This post was originally published in Business World on the 26th January 2015. To see the original article, click here.
India needs leadership in public health now more than ever. Poor distribution and low numbers of health workers, low public spending, an unregulated private sector and poor inter-sectoral coordination all cripple the health system, leading to high infant and maternal mortality. This means that problems such as child-undernutrition are allowed to continue without any kind of coordinated or sincere response.

Only visionary leadership can help people exit their official silos, to coordinate inter-sectorally and identify durable solutions. Leaders with the ability to empower and inspire health workers, create partnerships, and build a shared vision, all make universal health coverage seem like a real and proximate possibility. All of which makes Visionary Leadership in Health a very timely addition to the public health literature.
The absence of public health leaders is a hard gap to fill. Public health is a relatively new profession in India, and public health was neglected for the first 60 years of the country’s history. In the public sector, medical doctors run the health system in most states (Tamil Nadu being an exception). Doctors are trained in clinical service delivery — not managing programmes in a complex systems environment. Some excel, but that is luck, not training or preparation. The result of is poor management and poor health outcomes — and too few doctors available to deliver clinical services.

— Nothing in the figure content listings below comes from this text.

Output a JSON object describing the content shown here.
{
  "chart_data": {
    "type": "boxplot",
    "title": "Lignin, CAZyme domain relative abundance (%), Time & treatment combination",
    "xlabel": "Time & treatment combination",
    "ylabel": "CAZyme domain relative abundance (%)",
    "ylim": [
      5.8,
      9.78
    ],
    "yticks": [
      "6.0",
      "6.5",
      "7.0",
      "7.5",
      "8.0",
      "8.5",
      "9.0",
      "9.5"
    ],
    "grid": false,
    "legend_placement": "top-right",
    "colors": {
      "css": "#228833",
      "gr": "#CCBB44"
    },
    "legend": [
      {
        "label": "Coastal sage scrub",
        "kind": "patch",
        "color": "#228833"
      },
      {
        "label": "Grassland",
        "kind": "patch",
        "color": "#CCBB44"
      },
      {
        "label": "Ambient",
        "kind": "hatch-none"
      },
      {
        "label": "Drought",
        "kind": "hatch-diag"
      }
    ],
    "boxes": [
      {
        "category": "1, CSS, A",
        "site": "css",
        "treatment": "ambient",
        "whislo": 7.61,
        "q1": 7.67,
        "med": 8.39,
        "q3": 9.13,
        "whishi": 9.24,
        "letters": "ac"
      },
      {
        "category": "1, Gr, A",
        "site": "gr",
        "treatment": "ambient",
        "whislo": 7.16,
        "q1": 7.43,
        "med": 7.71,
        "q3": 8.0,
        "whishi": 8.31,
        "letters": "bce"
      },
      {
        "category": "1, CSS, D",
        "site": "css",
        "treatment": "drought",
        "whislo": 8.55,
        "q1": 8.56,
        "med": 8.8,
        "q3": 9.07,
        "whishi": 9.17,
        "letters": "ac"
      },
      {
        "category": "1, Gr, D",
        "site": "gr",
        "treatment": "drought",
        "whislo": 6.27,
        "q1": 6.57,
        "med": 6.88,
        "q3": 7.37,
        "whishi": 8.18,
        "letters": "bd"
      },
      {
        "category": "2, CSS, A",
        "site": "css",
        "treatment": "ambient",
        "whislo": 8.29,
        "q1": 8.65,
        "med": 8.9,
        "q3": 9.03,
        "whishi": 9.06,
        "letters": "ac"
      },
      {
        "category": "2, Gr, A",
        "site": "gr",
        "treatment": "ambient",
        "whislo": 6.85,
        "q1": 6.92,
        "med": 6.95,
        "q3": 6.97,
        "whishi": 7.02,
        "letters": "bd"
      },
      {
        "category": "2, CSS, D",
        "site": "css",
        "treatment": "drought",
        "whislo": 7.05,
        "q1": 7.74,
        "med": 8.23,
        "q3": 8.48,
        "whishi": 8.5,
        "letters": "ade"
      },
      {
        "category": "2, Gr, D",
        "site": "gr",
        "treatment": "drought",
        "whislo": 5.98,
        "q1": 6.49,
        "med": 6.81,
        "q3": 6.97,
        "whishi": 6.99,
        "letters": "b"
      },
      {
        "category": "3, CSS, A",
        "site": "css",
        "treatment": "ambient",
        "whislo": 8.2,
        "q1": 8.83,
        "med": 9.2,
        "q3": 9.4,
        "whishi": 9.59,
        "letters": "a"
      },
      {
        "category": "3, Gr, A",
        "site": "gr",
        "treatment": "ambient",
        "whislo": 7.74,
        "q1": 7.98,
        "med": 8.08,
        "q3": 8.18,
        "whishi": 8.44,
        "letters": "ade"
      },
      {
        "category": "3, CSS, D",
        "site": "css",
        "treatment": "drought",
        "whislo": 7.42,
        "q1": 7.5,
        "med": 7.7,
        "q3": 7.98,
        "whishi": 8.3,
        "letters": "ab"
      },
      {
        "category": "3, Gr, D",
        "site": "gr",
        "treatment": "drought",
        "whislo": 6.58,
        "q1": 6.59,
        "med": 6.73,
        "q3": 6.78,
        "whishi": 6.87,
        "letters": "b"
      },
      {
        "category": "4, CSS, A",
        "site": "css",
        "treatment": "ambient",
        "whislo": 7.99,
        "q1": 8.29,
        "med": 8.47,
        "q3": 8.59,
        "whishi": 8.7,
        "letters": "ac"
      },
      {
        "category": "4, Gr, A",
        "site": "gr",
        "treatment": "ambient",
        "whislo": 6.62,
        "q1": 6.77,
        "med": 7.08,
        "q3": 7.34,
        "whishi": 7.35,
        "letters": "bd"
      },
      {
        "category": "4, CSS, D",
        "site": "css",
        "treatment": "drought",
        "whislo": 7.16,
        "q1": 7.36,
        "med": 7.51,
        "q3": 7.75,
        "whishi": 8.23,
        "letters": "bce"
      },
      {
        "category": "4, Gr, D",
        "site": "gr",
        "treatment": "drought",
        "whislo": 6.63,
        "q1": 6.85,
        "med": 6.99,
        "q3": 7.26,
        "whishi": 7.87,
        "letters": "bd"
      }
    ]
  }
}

This highlights a need to ensure all people within the system have the right skills to perform their job responsibilities, especially when there are too few health workers.
There have been recent efforts to build public health capacity, with the establishment of the Public Health Foundation of India in 2006. However, we still lack senior leadership at all levels of the health system. The book offers a framework for public health leadership, with details of the different competencies and actions required. The four components of the framework are: create and communicate a shared vision; see the big picture to analyse the vision-reality gap; find the path and; inspire and empower stakeholders.
It is illustrated with case studies and lessons learned from all over the world, mostly from resource poor environments. Some of the highlights include Thailand, Ugandaand Senegal’s local responses to the HIV/AIDS crisis, all of which were locally driven and cost effective. In all cases, there was strong political commitment, multi-sectoral and multi-level coordination, effective monitoring and data use, large scale implementation and integration between prevention and care. None of these success factors are possible without strong leadership. These cases provide a great overview of the state of global public health. This global perspective is refreshing. India’s public health challenges are urgent, the global knowledge base of ‘what works’ is an important resource.
The second section of the book focuses on the personal attributes of a leader, including team building, negotiation, communication, conflict management, creating partnerships and working collaboratively. While this is a shorter and latter section, it is possibly the most important content — key to building leadership ability is to know yourself well, know your weaknesses and constantly improve.
This book would be useful as a textbook for public health degree courses. However, it also incorporates analysis tools useful for problem solving and thus, could also be a handy professional guide. While it’s too dry for reading on the plane, it is an important and timely book. Hopefully it will help build the public health leadership the country so urgently needs.